Изредка, на выходные, он наезжал в Москву. Просто так, от нечего делать, чтобы окунуться в привычную городскую сутолоку. Так он объяснял себе. И сам же втайне понимал, что приезжает с надеждой встретить ее. Иначе зачем бы ему тащиться на ту улицу, по которой она должна была идти с работы к метро. И однажды встретил.
Она обрадованно засмеялась, схватила его за руку:
– Едем. Покажу тебя своим…
Отец ее сразу понравился Савину. Грузный, простецкий и грубовато-веселый, он спросил дочь:
– Жениха, что ли, привела на смотрины?
– А что, не нравится, па?
– Нравится. Люблю серьезных.
За чаем Савин сказал, что ему предлагают остаться в кадрах армии и что он согласен. Она ответила на это:
– Фи!
– Армия – для настоящих мужчин, – сказал отец. И дочери, опять же полушутя: – Если собираешься за Евгения замуж, готовься быть боевой подругой…

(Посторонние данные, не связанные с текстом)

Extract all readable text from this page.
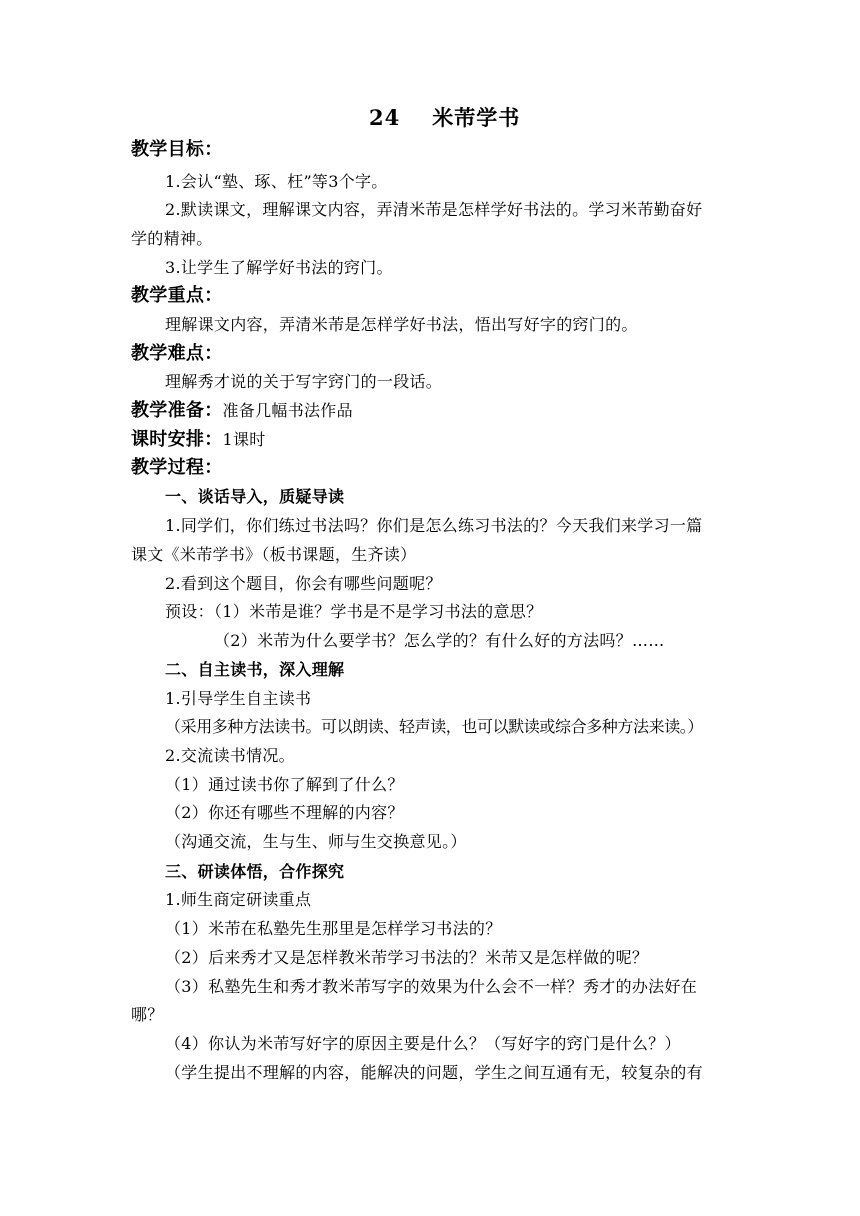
24 米芾学书
教学目标：
1.会认“塾、琢、枉”等3个字。
2.默读课文，理解课文内容，弄清米芾是怎样学好书法的。学习米芾勤奋好
学的精神。
3.让学生了解学好书法的窍门。
教学重点：
理解课文内容，弄清米芾是怎样学好书法，悟出写好字的窍门的。
教学难点：
理解秀才说的关于写字窍门的一段话。
教学准备：准备几幅书法作品
课时安排：1课时
教学过程：
一、谈话导入，质疑导读
1.同学们，你们练过书法吗？你们是怎么练习书法的？今天我们来学习一篇
课文《米芾学书》（板书课题，生齐读）
2.看到这个题目，你会有哪些问题呢？
预设：（1）米芾是谁？学书是不是学习书法的意思？
（2）米芾为什么要学书？怎么学的？有什么好的方法吗？……
二、自主读书，深入理解
1.引导学生自主读书
（采用多种方法读书。可以朗读、轻声读，也可以默读或综合多种方法来读。）
2.交流读书情况。
（1）通过读书你了解到了什么？
（2）你还有哪些不理解的内容？
（沟通交流，生与生、师与生交换意见。）
三、研读体悟，合作探究
1.师生商定研读重点
（1）米芾在私塾先生那里是怎样学习书法的？
（2）后来秀才又是怎样教米芾学习书法的？米芾又是怎样做的呢？
（3）私塾先生和秀才教米芾写字的效果为什么会不一样？秀才的办法好在
哪？
（4）你认为米芾写好字的原因主要是什么？（写好字的窍门是什么？）
（学生提出不理解的内容，能解决的问题，学生之间互通有无，较复杂的有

В этот дом Савин наведался еще раз в следующее воскресенье. Но уже без приглашения. Потому и не застал никого. Решил, что хозяева на даче, поехал.

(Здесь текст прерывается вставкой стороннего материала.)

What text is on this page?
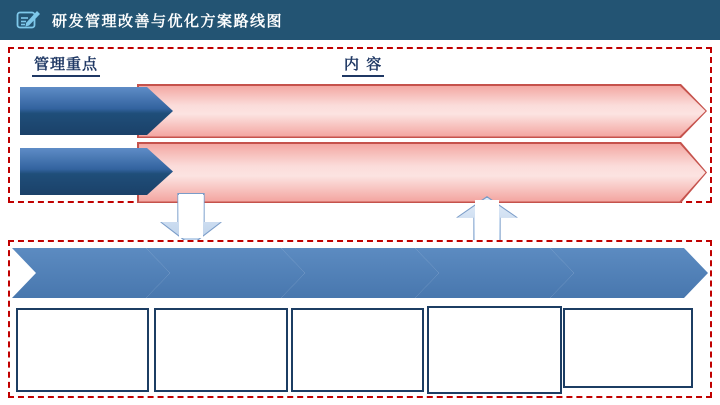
研发管理改善与优化方案路线图
管理重点	内 容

Дачная дверь тоже оказалась закрытой. Вовсю буйствовала весна. Соловьи словно взбесились, объединив в один все свадебные хороводы. Он присел на лавочку, как раз перед окном. «Чего приперся? – думал. – Все равно она не поедет со мной, БАМ – не для серебряных туфелек». Размышлял так в безнадежности и вдруг явственно услышал:
– Ты меня лю?
Даже вздрогнул от близкого голоса, проникшего к нему через открытую форточку. Вскочил, повернулся к зашторенному окну – и не понял, почему оно брызнуло осколками. Продолжая колотить по раме, не чуя боли и не соображая, въяве ли он кричит или мысленно: «Скребки, скребки!..»
И не надо бы все это вспоминать теперь, когда все позади, а вспоминалось. Наверное, потому, что другие звезды падали в снег, что не бывает резких границ от одного к другому. Такое вот сложное существо – человек: ищет какую-то черту, а ее и нет вовсе.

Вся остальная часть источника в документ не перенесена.